Góis, 28 de abril de 2042
Queridos netos, no abril de há vinte anos, andarilhei por terras do Alto Minho acompanhado por pessoas de bondade em estado puro. Em Crasto, fui acolhido pela família do João. Depois, viajei para Vieira, ao encontro de educadores de um agrupamento de escolas, que viria a integrar o projeto das comunidades.
Terminei o périplo desse dia em Braga. No decurso do evento no Conservatório de Música, proporcionado por um extraordinário ser humano de nome Jaqueline, e no encontro com professores de Religião e Moral, propiciado por outro extraordinário ser humano chamado Paulo, pude comprovar que uma nova geração surgia disposta a operar transformações. Mas, a sua generosidade não era suficiente. Ajudei-os a transformar sonhos em realidades.
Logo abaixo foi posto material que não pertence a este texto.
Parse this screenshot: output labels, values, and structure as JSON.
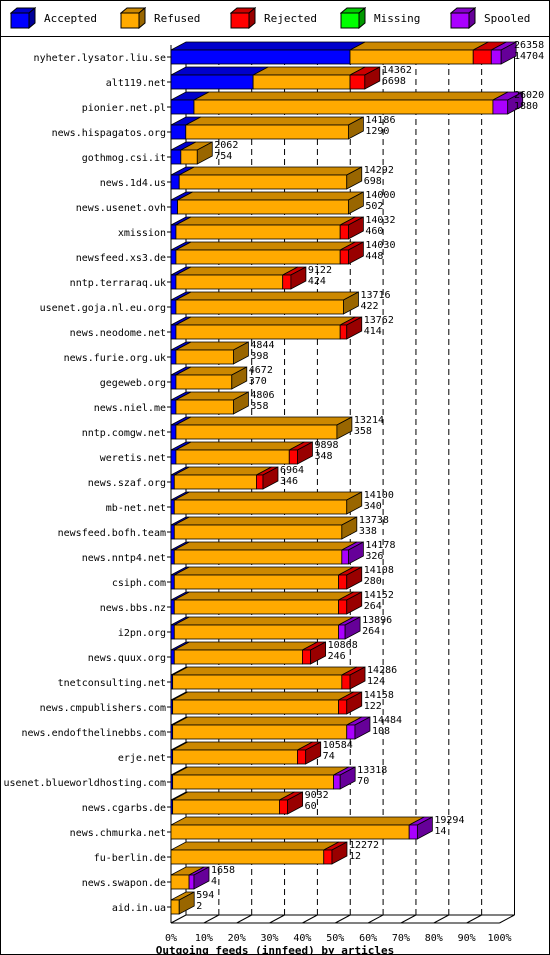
{
  "legend": [
    {
      "label": "Accepted",
      "color": "#0000ff"
    },
    {
      "label": "Refused",
      "color": "#ffaa00"
    },
    {
      "label": "Rejected",
      "color": "#ff0000"
    },
    {
      "label": "Missing",
      "color": "#00ff00"
    },
    {
      "label": "Spooled",
      "color": "#aa00ff"
    }
  ],
  "chart_data": {
    "type": "bar",
    "orientation": "horizontal",
    "stacked": true,
    "title": "",
    "xlabel": "Outgoing feeds (innfeed) by articles",
    "ylabel": "",
    "xlim": [
      0,
      100
    ],
    "x_tick_labels": [
      "0%",
      "10%",
      "20%",
      "30%",
      "40%",
      "50%",
      "60%",
      "70%",
      "80%",
      "90%",
      "100%"
    ],
    "grid": true,
    "series_order": [
      "Accepted",
      "Refused",
      "Rejected",
      "Missing",
      "Spooled"
    ],
    "categories": [
      {
        "name": "nyheter.lysator.liu.se",
        "offered": "26358",
        "accepted": "14704",
        "seg": [
          54.5,
          37.5,
          5.5,
          0,
          3.0
        ]
      },
      {
        "name": "alt119.net",
        "offered": "14362",
        "accepted": "6698",
        "seg": [
          25.0,
          29.5,
          4.5,
          0,
          0
        ]
      },
      {
        "name": "pionier.net.pl",
        "offered": "26020",
        "accepted": "1880",
        "seg": [
          7.0,
          91.0,
          0,
          0,
          4.5
        ]
      },
      {
        "name": "news.hispagatos.org",
        "offered": "14186",
        "accepted": "1290",
        "seg": [
          4.5,
          49.5,
          0,
          0,
          0
        ]
      },
      {
        "name": "gothmog.csi.it",
        "offered": "2062",
        "accepted": "754",
        "seg": [
          3.0,
          5.0,
          0,
          0,
          0
        ]
      },
      {
        "name": "news.1d4.us",
        "offered": "14292",
        "accepted": "698",
        "seg": [
          2.5,
          51.0,
          0,
          0,
          0
        ]
      },
      {
        "name": "news.usenet.ovh",
        "offered": "14000",
        "accepted": "502",
        "seg": [
          2.0,
          52.0,
          0,
          0,
          0
        ]
      },
      {
        "name": "xmission",
        "offered": "14032",
        "accepted": "460",
        "seg": [
          1.5,
          50.0,
          2.5,
          0,
          0
        ]
      },
      {
        "name": "newsfeed.xs3.de",
        "offered": "14030",
        "accepted": "448",
        "seg": [
          1.5,
          50.0,
          2.5,
          0,
          0
        ]
      },
      {
        "name": "nntp.terraraq.uk",
        "offered": "9122",
        "accepted": "424",
        "seg": [
          1.5,
          32.5,
          2.5,
          0,
          0
        ]
      },
      {
        "name": "usenet.goja.nl.eu.org",
        "offered": "13716",
        "accepted": "422",
        "seg": [
          1.5,
          51.0,
          0,
          0,
          0
        ]
      },
      {
        "name": "news.neodome.net",
        "offered": "13762",
        "accepted": "414",
        "seg": [
          1.5,
          50.0,
          2.0,
          0,
          0
        ]
      },
      {
        "name": "news.furie.org.uk",
        "offered": "4844",
        "accepted": "398",
        "seg": [
          1.5,
          17.5,
          0,
          0,
          0
        ]
      },
      {
        "name": "gegeweb.org",
        "offered": "4672",
        "accepted": "370",
        "seg": [
          1.5,
          17.0,
          0,
          0,
          0
        ]
      },
      {
        "name": "news.niel.me",
        "offered": "4806",
        "accepted": "358",
        "seg": [
          1.5,
          17.5,
          0,
          0,
          0
        ]
      },
      {
        "name": "nntp.comgw.net",
        "offered": "13214",
        "accepted": "358",
        "seg": [
          1.5,
          49.0,
          0,
          0,
          0
        ]
      },
      {
        "name": "weretis.net",
        "offered": "9898",
        "accepted": "348",
        "seg": [
          1.5,
          34.5,
          2.5,
          0,
          0
        ]
      },
      {
        "name": "news.szaf.org",
        "offered": "6964",
        "accepted": "346",
        "seg": [
          1.0,
          25.0,
          2.0,
          0,
          0
        ]
      },
      {
        "name": "mb-net.net",
        "offered": "14100",
        "accepted": "340",
        "seg": [
          1.0,
          52.5,
          0,
          0,
          0
        ]
      },
      {
        "name": "newsfeed.bofh.team",
        "offered": "13738",
        "accepted": "338",
        "seg": [
          1.0,
          51.0,
          0,
          0,
          0
        ]
      },
      {
        "name": "news.nntp4.net",
        "offered": "14178",
        "accepted": "326",
        "seg": [
          1.0,
          51.0,
          0,
          0,
          2.0
        ]
      },
      {
        "name": "csiph.com",
        "offered": "14108",
        "accepted": "280",
        "seg": [
          1.0,
          50.0,
          2.5,
          0,
          0
        ]
      },
      {
        "name": "news.bbs.nz",
        "offered": "14152",
        "accepted": "264",
        "seg": [
          1.0,
          50.0,
          2.5,
          0,
          0
        ]
      },
      {
        "name": "i2pn.org",
        "offered": "13896",
        "accepted": "264",
        "seg": [
          1.0,
          50.0,
          0,
          0,
          2.0
        ]
      },
      {
        "name": "news.quux.org",
        "offered": "10868",
        "accepted": "246",
        "seg": [
          1.0,
          39.0,
          2.5,
          0,
          0
        ]
      },
      {
        "name": "tnetconsulting.net",
        "offered": "14286",
        "accepted": "124",
        "seg": [
          0.5,
          51.5,
          2.5,
          0,
          0
        ]
      },
      {
        "name": "news.cmpublishers.com",
        "offered": "14158",
        "accepted": "122",
        "seg": [
          0.5,
          50.5,
          2.5,
          0,
          0
        ]
      },
      {
        "name": "news.endofthelinebbs.com",
        "offered": "14484",
        "accepted": "108",
        "seg": [
          0.5,
          53.0,
          0,
          0,
          2.5
        ]
      },
      {
        "name": "erje.net",
        "offered": "10584",
        "accepted": "74",
        "seg": [
          0.5,
          38.0,
          2.5,
          0,
          0
        ]
      },
      {
        "name": "usenet.blueworldhosting.com",
        "offered": "13318",
        "accepted": "70",
        "seg": [
          0.5,
          49.0,
          0,
          0,
          2.0
        ]
      },
      {
        "name": "news.cgarbs.de",
        "offered": "9032",
        "accepted": "60",
        "seg": [
          0.5,
          32.5,
          2.5,
          0,
          0
        ]
      },
      {
        "name": "news.chmurka.net",
        "offered": "19294",
        "accepted": "14",
        "seg": [
          0,
          72.5,
          0,
          0,
          2.5
        ]
      },
      {
        "name": "fu-berlin.de",
        "offered": "12272",
        "accepted": "12",
        "seg": [
          0,
          46.5,
          2.5,
          0,
          0
        ]
      },
      {
        "name": "news.swapon.de",
        "offered": "1658",
        "accepted": "4",
        "seg": [
          0,
          5.5,
          0,
          0,
          1.5
        ]
      },
      {
        "name": "aid.in.ua",
        "offered": "594",
        "accepted": "2",
        "seg": [
          0,
          2.5,
          0,
          0,
          0
        ]
      }
    ]
  }
}
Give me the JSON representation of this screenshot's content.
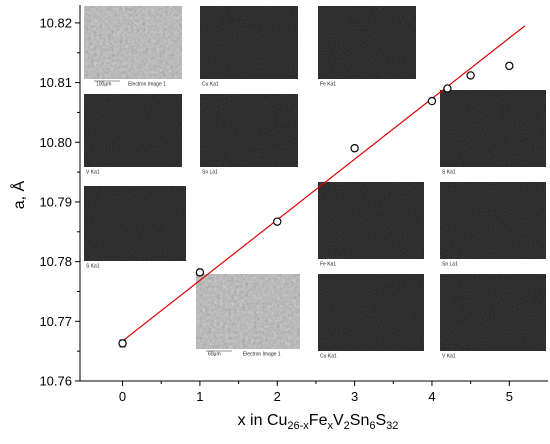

O “como fazer” estava acoplado ao “por que e porquê fazer”. Isso mesmo: a par da ajuda prática, resolvi tornar pública parte da construção teórica, que se vinha acumulando na memória do meu velho computador, aguardando testagem.
Hoje, pretendo falar-vos dos círculos de aprendizagem, enquanto projecto existencial. E é bom que vades guardando estas bagatelas, mais ou menos, teóricas, porque eu não duro sempre e vos cumpre continuar a conferir-lhes significado, a revê-las, a atualizá-las.
Naquele tempo, o círculo de aprendizagem concretizava algumas das muitas correntes do campo da aprendizagem: a livre escolha do objecto, assim como o momento e o lugar, considerando o sujeito de aprendizagem no contexto de uma relação comunitária, criando vínculos.
O compromisso do indivíduo com uma prática desse tipo radicava em projectos de existência que, de latentes, se tornavam deliberação, ação. O aprendiz decidia suportar o questionamento da sua prática, a exploração da sua própria identidade, porque se supunha acompanhado de pares com idêntica disposição.
Esse questionamento não era meramente intelectual, mas existencial, um modo concreto de escapar a um destino pré-estabelecido. Para tal, o círculo oferecia ainda o testemunho alheio, que confirmava ou contrariava o vivido pessoal, prefigurando a utopia dos pequenos grupos não uniformizados, que escapavam ao círculo vicioso da reprodução através da reinvenção de formas criativas de resistência.
As utopias não tinham morrido: transformavam-se. Eram absoluta e urgentemente necessárias como função crítica do real. Nos espaços intersticiais das contradições dos sistemas sociais, seria preciso mobilizar essas energias criativas fundadoras de uma atividade humana não alienada.
Num livro polêmico do início da década de noventa, Fukwyama escrevera:
“Uma forte vida comunitária é, em democracia, a melhor garantia para que os seus cidadãos não se transformem nos últimos homens”.
Reconhecia-se a existência de uma centralidade subterrânea e informal, que assegurava o perdurar da vida em sociedade. Era na direcção dessa realidade que deveríamos olhar. Tratava-se de um desafio para decénios vindouros. Um desafio não desprovido de riscos e obstáculos.
Comparadas às obrigações absolutas, que uniam os indivíduos nas estruturas autoritárias, as comunidades aglutinadas por um interesse próprio comum, demonstravam múltiplas fraquezas. O irracional originário, as inquietações, as errâncias, os desejos, eram cimento forte, mas não suficiente para a sua preservação. Importava vigiar o erro, que nos preservasse de erros alheios.
Não me recordo se lera algures que as instituições eram a medida do Homem, mas sabia que o círculo de aprendizagem poderia ser um aferidor do instituído que oprimia.